Pour la location du van, plusieurs possibilités s’offrent à vous :

–       Il y a bien sûr l’agence de voyage classique. Certaines sont spécialisées sur l’Australie, à l’instar d’Australie Autrement, e-Australie ou Australie à la carte.  En plus de profiter d’une offre complète avec tarifs avantageux sur certaines prestations (aller/retour en avion, hôtel, location du van…), on bénéficie souvent avec ce type d’agence de l’expérience des conseillers, eux-mêmes fins connaisseurs du pays. Le paiement peut aussi être échelonné, sans surcoût. « De manière générale, plus vous prévoyez de voyager longtemps, plus les tarifs sont avantageux », souligne Steeve Calvo*, jeune Parisien parti fin 2015 en Australie et Nouvelle-Zélande pour un road trip d’un mois, via l’agence Le cercle des vacances, qui dispose d’un service dédié à l’Australie.

–       Autre alternative : passer directement par l’une des nombreuses agences de location type Britz, Apollo, Maui, Jucy RentalTravellers Autobarn, Mighty ou l’excentrique Wicked Campers. Les prix varient parfois selon l’âge et l’état du van loué. La propreté intérieure n’est pas toujours au rendez-vous…

–       La solution la plus simple et la plus économique est de se tourner vers des comparateurs. Avec plus de 300 fournisseurs, Motorhome Republic est le plus célèbre d’entre eux et annonce des prix très compétitifs. « Il baisse les marges des grandes agences de location au plus bas et propose des assurances à moindre coût », expliquent sur leur blog Ninon et Kévin*, un jeune couple de globe-trotters qui a sillonné la côte est du pays en 2016 via une location chez ce comparateur. D’autres concurrents existent à l’instar des Français campingcar-online (filiale d’Avis Caraway) et camping-cars Australie. « Nous sommes passés par cette centrale pour chacun de nos quatre voyages en Australie, raconte Luc Maret*, qui a parcouru le pays avec sa femme Myriam pour la dernière fois en 2012. Vous pouvez faire des devis en ligne et les tarifs y sont moins chers que sur les sites des loueurs ! », confirme-t-il.

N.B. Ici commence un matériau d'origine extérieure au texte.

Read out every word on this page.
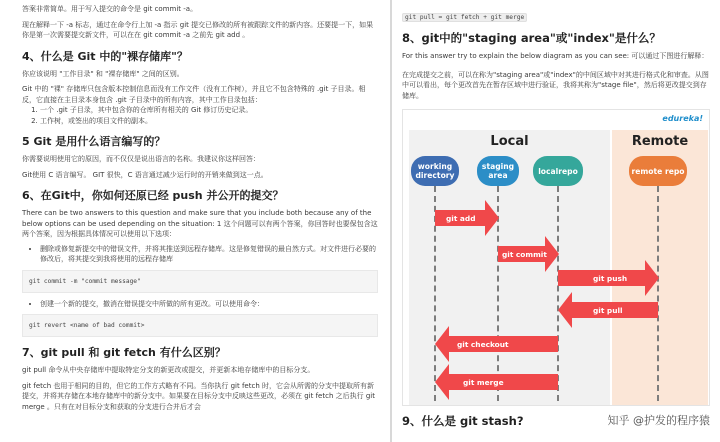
答案非常简单。用于写入提交的命令是 git commit -a。

现在解释一下 -a 标志，通过在命令行上加 -a 指示 git 提交已修改的所有被跟踪文件的新内容。还要提一下，如果你是第一次需要提交新文件，可以在在 git commit -a 之前先 git add 。

4、什么是 Git 中的"裸存储库"？

你应该说明 "工作目录" 和 "裸存储库" 之间的区别。

Git 中的 "裸" 存储库只包含版本控制信息而没有工作文件（没有工作树），并且它不包含特殊的 .git 子目录。相反，它直接在主目录本身包含 .git 子目录中的所有内容，其中工作目录包括：

1. 一个 .git 子目录，其中包含你的仓库所有相关的 Git 修订历史记录。
2. 工作树，或签出的项目文件的副本。
5 Git 是用什么语言编写的？

你需要说明使用它的原因，而不仅仅是说出语言的名称。我建议你这样回答：

Git使用 C 语言编写。 GIT 很快，C 语言通过减少运行时的开销来做到这一点。

6、在Git中，你如何还原已经 push 并公开的提交？

There can be two answers to this question and make sure that you include both because any of the below options can be used depending on the situation: 1 这个问题可以有两个答案，你回答时也要保包含这两个答案，因为根据具体情况可以使用以下选项：

• 删除或修复新提交中的错误文件，并将其推送到远程存储库。这是修复错误的最自然方式。对文件进行必要的修改后，将其提交到我将使用的远程存储库
git commit -m "commit message"
• 创建一个新的提交，撤消在错误提交中所做的所有更改。可以使用命令：
git revert <name of bad commit>
7、git pull 和 git fetch 有什么区别？

git pull 命令从中央存储库中提取特定分支的新更改或提交，并更新本地存储库中的目标分支。

git fetch 也用于相同的目的，但它的工作方式略有不同。当你执行 git fetch 时，它会从所需的分支中提取所有新提交，并将其存储在本地存储库中的新分支中。如果要在目标分支中反映这些更改，必须在 git fetch 之后执行 git merge 。只有在对目标分支和获取的分支进行合并后才会

git pull = git fetch + git merge
8、git中的"staging area"或"index"是什么？

For this answer try to explain the below diagram as you can see: 可以通过下图进行解释：

在完成提交之前，可以在称为"staging area"或"index"的中间区域中对其进行格式化和审查。从图中可以看出，每个更改首先在暂存区域中进行验证，我将其称为"stage file"，然后将更改提交到存储库。

edureka!
Local	Remote
working directory
staging area	localrepo	remote repo
git add
git commit
git push
git pull
git checkout
git merge
9、什么是 git stash?	知乎 @护发的程序猿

Dans tous les cas, prévoyez des frais supplémentaires si vous laissez votre véhicule dans une ville différente du lieu d’arrivée. Comptez en général entre 100 et 300 dollars australiens (AU $). L’option deuxième conducteur est aussi à prévoir.

Les formats de vans sont très variables, du plus petit au plus spacieux pour 4 ou 5 personnes ©️Ausandnztravel.com

Quand partir ?

Le choix de la saison est également important.

–       De mai à juillet, c’est l’hiver en Australie et les températures peuvent s’avérer douces voire froides, notamment au Sud. La nuit tombe aussi plus tôt.

–       « Vous aurez des tarifs moins élevés si vous partez au printemps – de septembre à novembre – la meilleure saison selon nous », tranche Luc Maret. Même son de cloche du côté de chez Steve Calvo. « Pour ma part, assure-t-il, je suis arrivé à Melbourne au mois de novembre pour éviter les grosses chaleurs de janvier-février mais aussi pour profiter de tarifs plus avantageux qu’en plein été et au moment de l’Open d’Australie. »

–       Attention par ailleurs aux disponibilités des vans pendant la haute saison. De novembre à février, période qui correspond à l’été là-bas, les vans sont pris d’assaut. Mieux vaut donc s’y prendre à l’avance !

Quelle assurance ?

Plus encore avec la barrière de la langue, la question de l’assurance est souvent difficile à appréhender. Néanmoins, on retrouve généralement trois types d’assurance en Australie :

–       L’assurance standard – Obligatoire et gratuite, elle couvre les dommages corporels causés à autrui mais laisse les dommages matériels à votre charge. La caution, qui correspond au montant maximal à payer en cas de réparations, peut varier généralement de 2000 à 7500 AU $, selon les véhicules et assureurs.

–       L’assurance intermédiaire avec franchise réduite – Aux conditions variables selon les agences, cette assurance permet de réduire la caution – souvent autour de 500 AU $ – et vous offre une protection intermédiaire.

–       L’assurance tous risques avec rachat de franchise – Naturellement plus chère, cette assurance se veut complète (ou presque) et vous dispense de caution.

A noter ici que les assurances des comparateurs se révèlent souvent « bien moins chères, tout en étant autant voire plus performantes, que celles des agences de location », soulignent Ninon et Kévin, qui ont payé 640 AU $ via Motorhome Republic contre 1400 AU$ via l’agence Hippie Camper.

Conclusion : n’hésitez pas à comparer et faire jouer la concurrence pour tirer le prix vers le bas. Mais soyez toujours vigilants sur les conditions du contrat : le diable se cache dans les détails !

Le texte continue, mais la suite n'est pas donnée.